Matt Munson and Bill Fischer were rock-and-roll stablemates from Southern California quartet My New Invention, a band whose existence roughly coincided with the Clinton Administration and caused slightly less controversy and heartache – a shortcoming mostly due to the band's confined geographical range.



But during their spare time offstage, Matt and Bill enjoyed switching to acoustic guitars and hamming it up with wide-ranging songs, duets, and gimcrack instrumental blasts performed for friends, lovers, and folks just passing through.
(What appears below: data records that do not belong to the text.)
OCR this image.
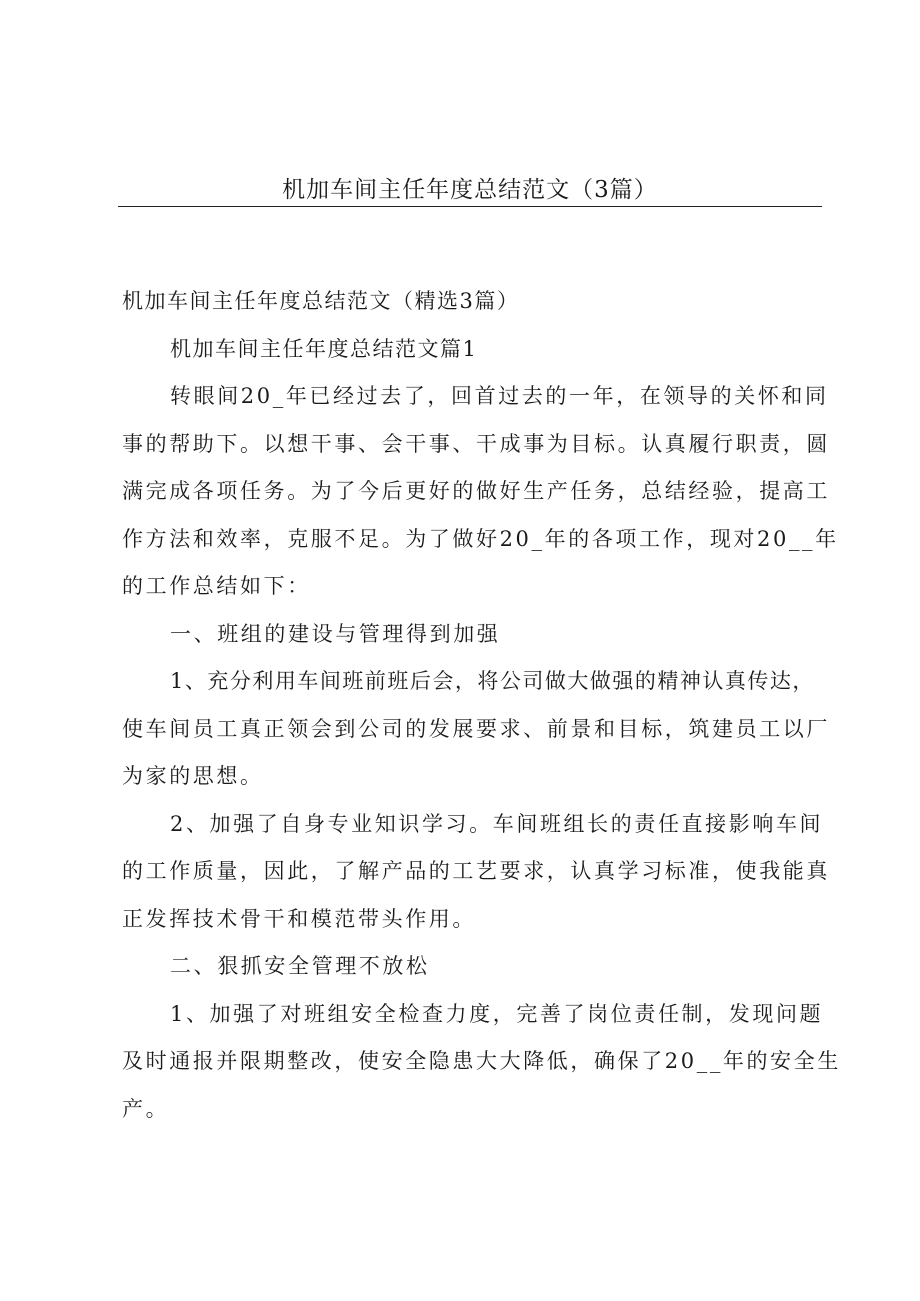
机加车间主任年度总结范文（3篇）

机加车间主任年度总结范文（精选3篇）

机加车间主任年度总结范文篇1

转眼间20_年已经过去了，回首过去的一年，在领导的关怀和同

事的帮助下。以想干事、会干事、干成事为目标。认真履行职责，圆

满完成各项任务。为了今后更好的做好生产任务，总结经验，提高工

作方法和效率，克服不足。为了做好20_年的各项工作，现对20__年

的工作总结如下：

一、班组的建设与管理得到加强

1、充分利用车间班前班后会，将公司做大做强的精神认真传达，

使车间员工真正领会到公司的发展要求、前景和目标，筑建员工以厂

为家的思想。

2、加强了自身专业知识学习。车间班组长的责任直接影响车间

的工作质量，因此，了解产品的工艺要求，认真学习标准，使我能真

正发挥技术骨干和模范带头作用。

二、狠抓安全管理不放松

1、加强了对班组安全检查力度，完善了岗位责任制，发现问题

及时通报并限期整改，使安全隐患大大降低，确保了20__年的安全生

产。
Over time these just-for-fun sessions evolved into a jokey "splinter band" that came to be called Black & Blue.



Now by some folks reckoning, that moniker is a bit mysterious, and Bill says he can't really remember how or when they chose it, but it might have been inspired by the execrable 1975 Rolling Stones album Black and Blue. Or, it could have been that shiner Matt received in a 1993 wherehouse brawl during his days as a shipping foreman. And then again, maybe it referred to the colors of those matching Fender Squier electric guitars the two axe-men played during the band's earliest days.



Whatever the original meaning, Black & Blue has come to represent an attitude, a devil-may-care indifference to the glancing blows and haymakers thrown around by fate, and a determination to suck in your gut and keep on singing those magical old songs – and some just written – anything so long as it's a fair piece of alright, that's got a good riff with a spring in its step, and a bittersweet harmony – like their new single, "Second Time Around." Yep, those are songs that sneak up on your troubles and club them like baby seals – with occasionally disarming honesty and and a good beat. That's Black & Blue, to a "T."



- Chuck Bacon, New Beat Monthly, January 2009

1 comment:

Swamptooth said...

I thought it was inspired by a line in "Us and Them" from The Dark Side of the Moon.